Barrier-free design since the hall was opened
Our hall has had a barrier-free design ever since it was opened in 1997. All of our exhibits are meticulously supervised by Yoji Yamada, the honorary director of Tora-san Memorial Hall. We have approximately 200,000 visitors per year. Many of these people are in their 60s or older, but people in their 30s to 50s have recently started coming with their families as well.
In addition, wheelchair users, visually impaired people, hearing-impaired people, and other disabled people visit our hall as well. In addition to people who come alone, many people come with groups related to day service and facilities for the disabled. I think we see around 80 such people per month on average.
Most of these people come with people who assist them, but our staff members have dealt with groups who made an advance inquiry in the past. In addition, we have also received advance requests from disabled people coming from far away indicating that they would like our staff members to take care of them. In general, we do not provide special support to individuals, but we still provided whatever support we could on the day of the visit. Hearing-impaired people and others also come and enjoy our hall with their friends.
Efforts backed by staff enthusiasm and volunteers
Two staff members who know sign language work at our hall, and one of them has plenty of knowledge and experience.

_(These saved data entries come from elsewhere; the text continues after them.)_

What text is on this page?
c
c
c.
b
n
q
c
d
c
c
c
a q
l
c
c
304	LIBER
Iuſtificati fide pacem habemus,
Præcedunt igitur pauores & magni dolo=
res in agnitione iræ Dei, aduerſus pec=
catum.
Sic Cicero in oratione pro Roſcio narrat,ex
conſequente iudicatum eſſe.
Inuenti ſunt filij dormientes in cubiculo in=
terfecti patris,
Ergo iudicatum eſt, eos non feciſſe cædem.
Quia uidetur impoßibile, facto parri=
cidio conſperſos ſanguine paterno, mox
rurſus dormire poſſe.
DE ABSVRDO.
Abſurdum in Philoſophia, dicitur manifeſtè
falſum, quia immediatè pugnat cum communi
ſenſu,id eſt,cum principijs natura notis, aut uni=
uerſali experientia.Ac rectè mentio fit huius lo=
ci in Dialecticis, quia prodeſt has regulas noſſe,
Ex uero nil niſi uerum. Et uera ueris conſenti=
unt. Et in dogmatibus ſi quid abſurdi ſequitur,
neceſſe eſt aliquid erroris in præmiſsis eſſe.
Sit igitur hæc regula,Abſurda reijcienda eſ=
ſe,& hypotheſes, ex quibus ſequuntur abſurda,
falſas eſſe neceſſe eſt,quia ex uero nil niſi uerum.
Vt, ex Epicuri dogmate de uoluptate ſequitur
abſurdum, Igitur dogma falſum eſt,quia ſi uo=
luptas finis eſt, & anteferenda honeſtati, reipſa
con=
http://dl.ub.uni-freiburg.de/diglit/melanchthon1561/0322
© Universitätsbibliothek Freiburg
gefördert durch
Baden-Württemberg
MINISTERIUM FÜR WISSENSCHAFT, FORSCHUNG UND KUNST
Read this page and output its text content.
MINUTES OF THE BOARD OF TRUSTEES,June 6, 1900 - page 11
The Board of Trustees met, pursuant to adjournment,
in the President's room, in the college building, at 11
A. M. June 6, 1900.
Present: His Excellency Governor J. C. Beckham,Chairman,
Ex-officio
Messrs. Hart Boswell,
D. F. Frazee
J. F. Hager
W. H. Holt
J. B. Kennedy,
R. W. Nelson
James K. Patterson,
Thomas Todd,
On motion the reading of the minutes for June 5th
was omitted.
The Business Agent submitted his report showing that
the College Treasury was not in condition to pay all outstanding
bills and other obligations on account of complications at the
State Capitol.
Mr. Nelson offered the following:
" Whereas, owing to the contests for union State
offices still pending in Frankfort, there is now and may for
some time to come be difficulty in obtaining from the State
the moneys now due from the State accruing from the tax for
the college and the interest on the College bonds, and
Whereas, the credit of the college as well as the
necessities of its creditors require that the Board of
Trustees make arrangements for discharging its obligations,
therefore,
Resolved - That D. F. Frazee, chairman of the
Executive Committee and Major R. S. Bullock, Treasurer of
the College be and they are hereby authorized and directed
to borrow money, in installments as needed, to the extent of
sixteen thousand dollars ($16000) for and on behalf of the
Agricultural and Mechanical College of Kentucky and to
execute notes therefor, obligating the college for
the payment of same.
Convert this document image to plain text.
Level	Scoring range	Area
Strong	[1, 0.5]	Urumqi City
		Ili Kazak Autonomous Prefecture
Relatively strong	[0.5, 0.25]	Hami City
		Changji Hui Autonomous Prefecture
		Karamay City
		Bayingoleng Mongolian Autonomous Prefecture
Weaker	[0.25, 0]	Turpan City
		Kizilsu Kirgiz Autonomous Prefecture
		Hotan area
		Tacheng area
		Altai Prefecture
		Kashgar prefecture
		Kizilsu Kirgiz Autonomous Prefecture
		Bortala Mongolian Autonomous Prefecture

This staff member has been working at our hall for many years, but they actually took classes on their own time to master sign language after deciding that doing so was necessary to properly handle our visitors.
Our building is completely barrier-free and does not have any steps. In addition, there is enough space for wheelchairs to get through. Our hall exhibits have buttons that cause videos to play when pressed, but the buttons are positioned low, and there are both high and low video screens so that they can be easily viewed by wheelchair users as well. Our restrooms are also spacious so that people in wheelchairs can use them.
We also have braille booklets that explain the hall. These were made by volunteers working with the Katsushika Braille Translation Association. Because the number of copies is limited, we loan them out upon request. In addition, we have wheelchairs and strollers that we rent out for free.
In terms of information dissemination, the locations of wheelchair restrooms are clearly indicated on Katsushika maps, and this information is also posted on the Tokyo Sightseeing Accessibility Guide website, which is run by the Bureau of Industrial and Labor Affairs (Tokyo Metropolitan Government).
Tora-san Memorial Hall will continue to evolve
Our number of foreign visitors has recently been increasing. This includes not only our hall but the number of inbound tourists in Shibamata as a whole. In terms of their home region, there is an especially large number of tourists from Southeast Asia. There are also many tourists from China and South Korea.
We currently plan to work on providing multi-language support and setting up electronic bidets in our Western-style restrooms. There is a statue of Tora-san attaching the letters of "Tora-san Memorial Hall" over the entrance, but the last word has not yet been attached. This was Mr. Yamada's idea, and it is intended to emphasize the fact that we are still working on making our hall better. We hope that our facility will always be a place everyone can enjoy without worry.